Les cliniques d'avortement sont un lieu de bataille historique pour les luttes féministes, notamment pour le droit à l’avortement. Il y a des siècles d'intimidation et de dissuasion derrière les manifestations aux abords des cliniques d'avortement qui justifient de vouloir protéger les femmes, les hommes trans et les personnes non binaires qui y accèdent en créant un périmètre de sécurité de 50 mètres.  

9 - Les enfants ont-ils besoin d’être protégés?

Les écoles sont historiquement des lieux de savoir, où s’exerce le droit à l’éducation. Il s’agit d’endroits où l’enfant a le droit d’être exposé à des points de vue contradictoires, que ceux-ci soient enseignés en classe ou à l’extérieur. Différencier le traitement des opinions auxquelles sont exposés les enfants comporte des risques pour le développement de leur discernement et de leur jugement face aux différents courants de pensée. 

Cependant, l’usage de la violence, incluant l’intimidation, ne peut être une manière de faire: la législation se prononce déjà à cet effet (voir la question 5). Aussi, en ce qui concerne l’accès aux écoles et l’entrave au droit à l’éducation qui pourrait survenir lors d’une manifestation, il existe déjà des mesures législatives en place pour s’assurer que ce droit fondamental soit respecté (voir la question 5).  

10 - Le personnel a-t-il besoin d’être protégé?

En ce qui concerne l’accès sécuritaire du personnel de la santé et des services sociaux ou de l’éducation à leur milieu de travail, il existe déjà des mesures législatives en place pour s’assurer que celui-ci puisse être exercé de manière sécuritaire (voir la question 5). 

11 - Quel est vraiment le problème?

Depuis mars 2020, le gouvernement du Québec gère la crise de COVID-19 de manière unilatérale, sans consulter la population et sans tenir de débats publics. Le maintien de l’état d’urgence sanitaire depuis maintenant 19 mois est un des moyens par lequel le gouvernement agit.  

En tenant un discours paternaliste et en n’établissant pas un dialogue démocratique sain, le gouvernement a créé et exacerbé des tensions au sein de la population. 

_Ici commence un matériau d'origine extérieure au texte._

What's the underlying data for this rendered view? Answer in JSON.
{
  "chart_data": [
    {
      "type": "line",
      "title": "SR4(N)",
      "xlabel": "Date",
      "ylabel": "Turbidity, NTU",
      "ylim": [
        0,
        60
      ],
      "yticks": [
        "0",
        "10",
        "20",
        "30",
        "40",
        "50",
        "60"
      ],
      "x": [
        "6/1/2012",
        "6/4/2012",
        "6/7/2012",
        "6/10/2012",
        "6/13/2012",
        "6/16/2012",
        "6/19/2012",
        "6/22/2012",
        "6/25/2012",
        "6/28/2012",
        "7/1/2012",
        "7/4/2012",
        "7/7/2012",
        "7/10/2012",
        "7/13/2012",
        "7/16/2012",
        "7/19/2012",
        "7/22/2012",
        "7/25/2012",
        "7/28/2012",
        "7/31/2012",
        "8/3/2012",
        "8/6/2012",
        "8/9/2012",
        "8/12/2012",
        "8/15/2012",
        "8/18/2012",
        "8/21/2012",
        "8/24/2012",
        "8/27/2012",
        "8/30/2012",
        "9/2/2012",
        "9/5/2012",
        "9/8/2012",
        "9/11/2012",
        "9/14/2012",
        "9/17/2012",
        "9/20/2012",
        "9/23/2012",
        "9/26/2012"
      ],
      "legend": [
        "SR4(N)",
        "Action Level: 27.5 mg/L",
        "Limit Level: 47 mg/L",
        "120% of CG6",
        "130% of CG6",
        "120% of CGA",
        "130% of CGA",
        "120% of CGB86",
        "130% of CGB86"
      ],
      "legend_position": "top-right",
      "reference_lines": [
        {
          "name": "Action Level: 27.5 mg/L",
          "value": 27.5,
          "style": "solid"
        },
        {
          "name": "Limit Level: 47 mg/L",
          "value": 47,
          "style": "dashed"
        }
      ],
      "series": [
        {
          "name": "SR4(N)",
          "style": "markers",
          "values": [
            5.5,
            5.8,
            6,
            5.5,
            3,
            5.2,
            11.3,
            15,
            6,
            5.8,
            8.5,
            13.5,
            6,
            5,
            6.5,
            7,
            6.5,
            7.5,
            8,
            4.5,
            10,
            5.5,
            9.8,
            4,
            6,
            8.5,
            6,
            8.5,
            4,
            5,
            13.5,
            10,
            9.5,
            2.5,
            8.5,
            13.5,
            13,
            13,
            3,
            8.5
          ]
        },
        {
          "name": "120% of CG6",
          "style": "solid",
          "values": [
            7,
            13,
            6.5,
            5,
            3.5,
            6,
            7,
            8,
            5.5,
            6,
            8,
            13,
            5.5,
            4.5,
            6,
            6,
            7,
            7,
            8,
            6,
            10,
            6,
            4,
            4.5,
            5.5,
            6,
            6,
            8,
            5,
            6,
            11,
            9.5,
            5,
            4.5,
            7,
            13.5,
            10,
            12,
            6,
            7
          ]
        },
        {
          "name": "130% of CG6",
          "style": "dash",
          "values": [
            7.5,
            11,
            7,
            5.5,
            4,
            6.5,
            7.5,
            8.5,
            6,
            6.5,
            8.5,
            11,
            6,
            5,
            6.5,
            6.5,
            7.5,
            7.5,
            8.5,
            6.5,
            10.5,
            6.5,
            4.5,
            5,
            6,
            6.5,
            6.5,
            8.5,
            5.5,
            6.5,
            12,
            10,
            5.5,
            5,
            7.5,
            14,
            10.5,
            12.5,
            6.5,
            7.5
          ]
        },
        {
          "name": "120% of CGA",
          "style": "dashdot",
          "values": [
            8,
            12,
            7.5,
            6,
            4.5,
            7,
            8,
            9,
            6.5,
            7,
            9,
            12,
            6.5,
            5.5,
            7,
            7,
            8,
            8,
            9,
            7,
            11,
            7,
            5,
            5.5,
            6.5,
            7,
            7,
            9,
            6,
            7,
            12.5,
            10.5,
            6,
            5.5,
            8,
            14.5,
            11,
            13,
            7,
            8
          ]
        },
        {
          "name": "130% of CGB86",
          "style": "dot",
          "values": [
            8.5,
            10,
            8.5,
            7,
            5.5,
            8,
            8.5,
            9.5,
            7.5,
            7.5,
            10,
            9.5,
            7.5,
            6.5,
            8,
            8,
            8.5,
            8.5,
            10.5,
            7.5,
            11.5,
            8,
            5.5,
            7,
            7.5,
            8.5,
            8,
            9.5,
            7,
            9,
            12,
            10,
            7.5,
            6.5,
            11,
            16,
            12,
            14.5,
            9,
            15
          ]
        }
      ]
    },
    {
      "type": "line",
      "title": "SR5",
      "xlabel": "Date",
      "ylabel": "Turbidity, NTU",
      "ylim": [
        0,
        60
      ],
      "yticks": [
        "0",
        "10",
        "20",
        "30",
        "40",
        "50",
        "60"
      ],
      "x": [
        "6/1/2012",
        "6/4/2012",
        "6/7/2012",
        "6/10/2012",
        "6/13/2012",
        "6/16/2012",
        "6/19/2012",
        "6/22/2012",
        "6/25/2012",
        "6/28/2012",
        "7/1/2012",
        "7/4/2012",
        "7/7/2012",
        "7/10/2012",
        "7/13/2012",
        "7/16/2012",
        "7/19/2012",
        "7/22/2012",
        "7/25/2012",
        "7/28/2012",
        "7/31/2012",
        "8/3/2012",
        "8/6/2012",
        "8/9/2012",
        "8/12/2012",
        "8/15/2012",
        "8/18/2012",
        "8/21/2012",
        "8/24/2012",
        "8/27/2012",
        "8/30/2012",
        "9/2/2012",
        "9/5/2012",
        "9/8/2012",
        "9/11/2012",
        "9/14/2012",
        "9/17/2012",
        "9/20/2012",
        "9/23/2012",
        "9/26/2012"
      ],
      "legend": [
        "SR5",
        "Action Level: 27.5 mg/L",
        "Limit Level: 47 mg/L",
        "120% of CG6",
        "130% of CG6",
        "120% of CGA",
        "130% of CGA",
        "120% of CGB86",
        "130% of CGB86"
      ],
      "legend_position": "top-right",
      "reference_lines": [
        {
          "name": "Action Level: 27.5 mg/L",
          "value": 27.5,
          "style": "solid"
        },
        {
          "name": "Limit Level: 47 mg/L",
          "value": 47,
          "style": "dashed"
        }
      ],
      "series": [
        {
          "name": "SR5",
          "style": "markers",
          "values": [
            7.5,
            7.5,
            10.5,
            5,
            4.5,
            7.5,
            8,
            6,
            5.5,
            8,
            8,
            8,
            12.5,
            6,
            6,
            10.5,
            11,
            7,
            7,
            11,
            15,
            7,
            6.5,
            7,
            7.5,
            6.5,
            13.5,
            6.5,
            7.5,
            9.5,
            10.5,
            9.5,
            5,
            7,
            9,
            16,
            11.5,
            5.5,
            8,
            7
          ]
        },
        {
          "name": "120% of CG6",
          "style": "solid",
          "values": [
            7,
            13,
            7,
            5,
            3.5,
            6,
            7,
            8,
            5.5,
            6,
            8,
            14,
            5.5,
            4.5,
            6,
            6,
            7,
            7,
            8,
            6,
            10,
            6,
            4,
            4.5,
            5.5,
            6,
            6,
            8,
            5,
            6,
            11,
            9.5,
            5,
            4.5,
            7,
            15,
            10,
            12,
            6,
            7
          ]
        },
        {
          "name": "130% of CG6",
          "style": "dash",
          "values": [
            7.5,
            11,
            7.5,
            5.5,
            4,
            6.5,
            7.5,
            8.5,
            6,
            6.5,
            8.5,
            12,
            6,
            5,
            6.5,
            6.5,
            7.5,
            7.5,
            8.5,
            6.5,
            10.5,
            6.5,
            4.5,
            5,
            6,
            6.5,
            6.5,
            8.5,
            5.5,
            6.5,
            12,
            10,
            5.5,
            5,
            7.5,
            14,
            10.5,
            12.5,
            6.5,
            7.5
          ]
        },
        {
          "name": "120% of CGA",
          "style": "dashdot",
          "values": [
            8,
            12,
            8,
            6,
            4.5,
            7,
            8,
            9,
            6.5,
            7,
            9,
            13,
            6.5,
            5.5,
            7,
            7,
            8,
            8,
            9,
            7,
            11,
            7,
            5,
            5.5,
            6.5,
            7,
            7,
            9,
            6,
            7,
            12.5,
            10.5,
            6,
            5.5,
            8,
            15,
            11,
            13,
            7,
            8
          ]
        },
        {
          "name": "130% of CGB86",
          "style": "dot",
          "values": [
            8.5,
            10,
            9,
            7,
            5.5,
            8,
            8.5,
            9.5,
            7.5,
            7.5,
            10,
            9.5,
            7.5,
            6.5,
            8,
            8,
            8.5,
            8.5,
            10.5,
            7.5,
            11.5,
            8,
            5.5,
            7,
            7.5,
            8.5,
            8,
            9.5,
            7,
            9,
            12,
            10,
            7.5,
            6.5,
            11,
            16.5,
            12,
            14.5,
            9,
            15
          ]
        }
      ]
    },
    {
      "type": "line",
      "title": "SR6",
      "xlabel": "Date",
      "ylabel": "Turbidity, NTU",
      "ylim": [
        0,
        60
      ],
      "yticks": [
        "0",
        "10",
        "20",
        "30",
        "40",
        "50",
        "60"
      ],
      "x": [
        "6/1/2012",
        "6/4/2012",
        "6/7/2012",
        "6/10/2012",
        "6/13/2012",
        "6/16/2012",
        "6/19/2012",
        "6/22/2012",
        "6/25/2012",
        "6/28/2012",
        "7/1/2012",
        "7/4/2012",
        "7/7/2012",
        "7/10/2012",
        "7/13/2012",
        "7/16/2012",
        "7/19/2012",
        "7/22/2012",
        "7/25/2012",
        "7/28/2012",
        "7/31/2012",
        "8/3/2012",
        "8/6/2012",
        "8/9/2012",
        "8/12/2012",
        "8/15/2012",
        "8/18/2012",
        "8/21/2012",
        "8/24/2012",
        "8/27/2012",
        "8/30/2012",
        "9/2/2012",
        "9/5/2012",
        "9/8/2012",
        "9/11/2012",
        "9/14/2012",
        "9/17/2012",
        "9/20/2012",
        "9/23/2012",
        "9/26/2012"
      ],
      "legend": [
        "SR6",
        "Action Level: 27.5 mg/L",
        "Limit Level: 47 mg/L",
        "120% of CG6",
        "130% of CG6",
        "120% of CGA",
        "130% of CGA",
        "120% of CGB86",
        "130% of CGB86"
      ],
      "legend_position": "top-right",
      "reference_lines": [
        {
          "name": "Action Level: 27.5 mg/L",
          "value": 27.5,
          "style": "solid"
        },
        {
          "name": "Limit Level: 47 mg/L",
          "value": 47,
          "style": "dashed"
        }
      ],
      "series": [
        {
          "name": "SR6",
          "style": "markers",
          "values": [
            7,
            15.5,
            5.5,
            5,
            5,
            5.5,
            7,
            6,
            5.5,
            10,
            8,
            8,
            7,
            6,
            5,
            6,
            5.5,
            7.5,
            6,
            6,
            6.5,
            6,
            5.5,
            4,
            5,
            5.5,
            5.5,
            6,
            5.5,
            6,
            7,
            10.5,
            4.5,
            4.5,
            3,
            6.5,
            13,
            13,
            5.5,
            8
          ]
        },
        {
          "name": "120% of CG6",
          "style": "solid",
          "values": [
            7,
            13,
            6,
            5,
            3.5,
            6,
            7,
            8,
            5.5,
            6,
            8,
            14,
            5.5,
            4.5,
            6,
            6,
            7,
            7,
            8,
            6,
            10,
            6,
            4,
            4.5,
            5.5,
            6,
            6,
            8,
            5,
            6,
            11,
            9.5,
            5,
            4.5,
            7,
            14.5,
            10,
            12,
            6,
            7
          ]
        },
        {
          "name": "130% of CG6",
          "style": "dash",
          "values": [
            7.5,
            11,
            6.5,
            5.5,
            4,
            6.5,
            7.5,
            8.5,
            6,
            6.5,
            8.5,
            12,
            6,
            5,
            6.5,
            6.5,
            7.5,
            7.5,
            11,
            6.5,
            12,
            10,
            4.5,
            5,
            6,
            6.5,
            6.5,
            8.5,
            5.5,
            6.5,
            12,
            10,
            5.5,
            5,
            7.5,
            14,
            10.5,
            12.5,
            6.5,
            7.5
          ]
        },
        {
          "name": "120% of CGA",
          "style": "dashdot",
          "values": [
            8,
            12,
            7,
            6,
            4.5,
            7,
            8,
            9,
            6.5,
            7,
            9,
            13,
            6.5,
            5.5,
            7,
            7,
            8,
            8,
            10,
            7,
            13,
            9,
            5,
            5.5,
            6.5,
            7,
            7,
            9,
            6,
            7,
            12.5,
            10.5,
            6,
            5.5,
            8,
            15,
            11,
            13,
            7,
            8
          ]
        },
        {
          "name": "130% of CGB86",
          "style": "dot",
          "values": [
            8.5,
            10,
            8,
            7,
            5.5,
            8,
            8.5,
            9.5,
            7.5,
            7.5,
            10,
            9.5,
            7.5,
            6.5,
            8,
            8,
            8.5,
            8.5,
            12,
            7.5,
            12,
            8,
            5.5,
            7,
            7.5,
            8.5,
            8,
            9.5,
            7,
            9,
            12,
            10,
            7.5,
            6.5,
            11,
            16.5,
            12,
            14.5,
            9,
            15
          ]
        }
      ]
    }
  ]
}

Ce faisant, il a antagonisé les personnes critiquant les mesures sanitaires du reste de la population en créant l’image des « conspirationnistes » et des « anti-vaccins ». Or, les critiques exprimées par plusieurs personnes sont justement l’expression de craintes et d’une perte de confiance envers les institutions gouvernementales. Plutôt que de leur tendre la main et de rétablir des canaux de communication à la suite d’une situation qu’il a lui-même causée, le gouvernement choisit de les démoniser davantage en limitant leur droit fondamental d’exprimer leur dissidence.